O’Connor added that when you eat smart choices, “you just feel better and it shows in your performance.” When you eat poorly, with what O’Connor described as sugars, fast food, energy drinks and alcohol, “your health declines and your body doesn’t have the quality energy to feed off of.”

When asking the athletes what the good foods were that they felt should be eaten as well as what they like to eat to give them an energy boost prior to competition, O’Connor said that she preferred pasta, eggs and bananas before meets to give her the energy to compete.

Barth said he favored complex carbohydrates like brown rice or whole wheat bread along with lean proteins to give him energy.

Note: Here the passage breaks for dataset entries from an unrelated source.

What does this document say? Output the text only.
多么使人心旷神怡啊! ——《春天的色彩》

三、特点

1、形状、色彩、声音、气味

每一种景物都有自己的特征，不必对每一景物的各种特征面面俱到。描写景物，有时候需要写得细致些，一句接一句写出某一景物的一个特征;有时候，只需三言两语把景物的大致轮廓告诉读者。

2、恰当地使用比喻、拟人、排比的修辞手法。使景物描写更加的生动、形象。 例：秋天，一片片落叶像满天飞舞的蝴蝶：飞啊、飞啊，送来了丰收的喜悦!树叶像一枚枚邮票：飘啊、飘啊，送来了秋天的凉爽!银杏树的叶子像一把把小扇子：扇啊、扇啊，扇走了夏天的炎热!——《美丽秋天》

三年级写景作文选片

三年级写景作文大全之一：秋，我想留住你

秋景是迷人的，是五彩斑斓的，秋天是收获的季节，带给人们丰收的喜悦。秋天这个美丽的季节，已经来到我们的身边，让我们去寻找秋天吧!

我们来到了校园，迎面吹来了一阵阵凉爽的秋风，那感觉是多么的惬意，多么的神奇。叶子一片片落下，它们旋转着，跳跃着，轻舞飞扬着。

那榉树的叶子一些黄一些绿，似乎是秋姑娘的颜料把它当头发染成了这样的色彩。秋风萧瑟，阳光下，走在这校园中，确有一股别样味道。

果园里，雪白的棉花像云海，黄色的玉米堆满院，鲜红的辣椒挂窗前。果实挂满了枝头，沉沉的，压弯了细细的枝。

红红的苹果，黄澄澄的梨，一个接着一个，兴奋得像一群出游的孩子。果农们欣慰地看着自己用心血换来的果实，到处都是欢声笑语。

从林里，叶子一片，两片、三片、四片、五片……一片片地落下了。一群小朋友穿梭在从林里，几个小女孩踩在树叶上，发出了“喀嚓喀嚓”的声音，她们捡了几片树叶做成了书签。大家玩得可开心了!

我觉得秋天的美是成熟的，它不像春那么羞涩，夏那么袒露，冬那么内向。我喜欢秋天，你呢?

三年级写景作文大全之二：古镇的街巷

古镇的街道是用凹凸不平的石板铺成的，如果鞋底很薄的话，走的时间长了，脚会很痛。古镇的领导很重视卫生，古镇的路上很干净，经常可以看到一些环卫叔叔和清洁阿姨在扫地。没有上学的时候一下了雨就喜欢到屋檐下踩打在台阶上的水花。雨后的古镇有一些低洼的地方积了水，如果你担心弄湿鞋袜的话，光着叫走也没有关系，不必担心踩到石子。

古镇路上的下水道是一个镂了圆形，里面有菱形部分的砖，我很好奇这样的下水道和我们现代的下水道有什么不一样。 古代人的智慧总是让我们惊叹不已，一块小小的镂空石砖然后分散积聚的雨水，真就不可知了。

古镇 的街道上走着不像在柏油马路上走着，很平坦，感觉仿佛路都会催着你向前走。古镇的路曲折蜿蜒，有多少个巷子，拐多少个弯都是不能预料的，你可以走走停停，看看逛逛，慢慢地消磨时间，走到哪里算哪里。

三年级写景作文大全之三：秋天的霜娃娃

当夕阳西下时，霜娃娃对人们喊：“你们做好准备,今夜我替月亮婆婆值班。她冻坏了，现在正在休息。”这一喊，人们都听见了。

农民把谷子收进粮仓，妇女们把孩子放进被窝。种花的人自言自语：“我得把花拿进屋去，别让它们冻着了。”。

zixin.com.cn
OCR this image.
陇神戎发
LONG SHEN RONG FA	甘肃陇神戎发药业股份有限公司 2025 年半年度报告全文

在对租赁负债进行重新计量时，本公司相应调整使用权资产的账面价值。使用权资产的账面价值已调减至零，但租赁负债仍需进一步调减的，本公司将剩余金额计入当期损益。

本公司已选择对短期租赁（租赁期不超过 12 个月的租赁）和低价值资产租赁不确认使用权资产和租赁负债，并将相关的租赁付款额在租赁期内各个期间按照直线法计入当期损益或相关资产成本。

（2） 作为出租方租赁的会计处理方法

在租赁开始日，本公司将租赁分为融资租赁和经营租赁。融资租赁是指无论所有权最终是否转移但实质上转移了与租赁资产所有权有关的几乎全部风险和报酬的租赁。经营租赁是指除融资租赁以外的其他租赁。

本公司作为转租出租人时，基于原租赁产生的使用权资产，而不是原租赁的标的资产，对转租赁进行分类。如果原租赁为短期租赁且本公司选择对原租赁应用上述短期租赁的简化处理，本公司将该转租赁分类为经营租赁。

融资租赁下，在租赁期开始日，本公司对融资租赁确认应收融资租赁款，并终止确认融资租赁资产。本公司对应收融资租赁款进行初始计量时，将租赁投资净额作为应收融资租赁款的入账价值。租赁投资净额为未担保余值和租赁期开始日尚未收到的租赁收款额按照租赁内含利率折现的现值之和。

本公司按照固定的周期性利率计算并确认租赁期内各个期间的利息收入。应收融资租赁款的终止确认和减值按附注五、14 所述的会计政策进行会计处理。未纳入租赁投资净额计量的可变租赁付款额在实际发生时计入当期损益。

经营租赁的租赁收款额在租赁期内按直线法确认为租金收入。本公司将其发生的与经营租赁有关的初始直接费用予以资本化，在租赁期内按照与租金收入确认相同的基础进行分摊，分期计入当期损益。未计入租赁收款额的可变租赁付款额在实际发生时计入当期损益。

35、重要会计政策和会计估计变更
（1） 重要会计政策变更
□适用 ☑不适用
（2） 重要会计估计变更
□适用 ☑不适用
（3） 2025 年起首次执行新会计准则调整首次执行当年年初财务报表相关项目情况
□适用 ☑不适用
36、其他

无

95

He added that he eats “a balance of various foods for practice and healthy, high carb snacks for competitions,” and he felt greasy foods and alcohol were the worst things to have for athletes and people in general.

For the everyday person who is not in athletic competition, the desire to follow a strict diet and stay away from some foods that may taste better at times can be tough.

For the KSC athletes, it was interesting to see that they had two very strong and similar opinions.

The first was on dieting and that their coaches had spoke about how cutting calories was not the best diet but rather cutting out unhealthy eating choices led to improvement in athleticism.

Barth and O’Connor also believed strongly in drinking water and how much is can do for you.

Barth said that “water should be an athlete’s primary drink, it keeps away cramps and helps flush toxins out of the body,” and when he ate healthy he feels more awake and stronger.

These methods for nutrition can be applied to the everyday student to increase productivity for classes and to make them overall feel better.

Caleb Ledoux, a non-athlete here at KSC, gave some insight about how he went vegetarian for a few  months. He said, “It was an eye opening experience that at first was really hard but over time I felt better and better. Mentally I felt better because I was staying away from unhealthier foods and physically my body was responding well.”

Ledoux continued, “It was interesting to be putting good stuff in my body and actually see a difference in how it made me feel.”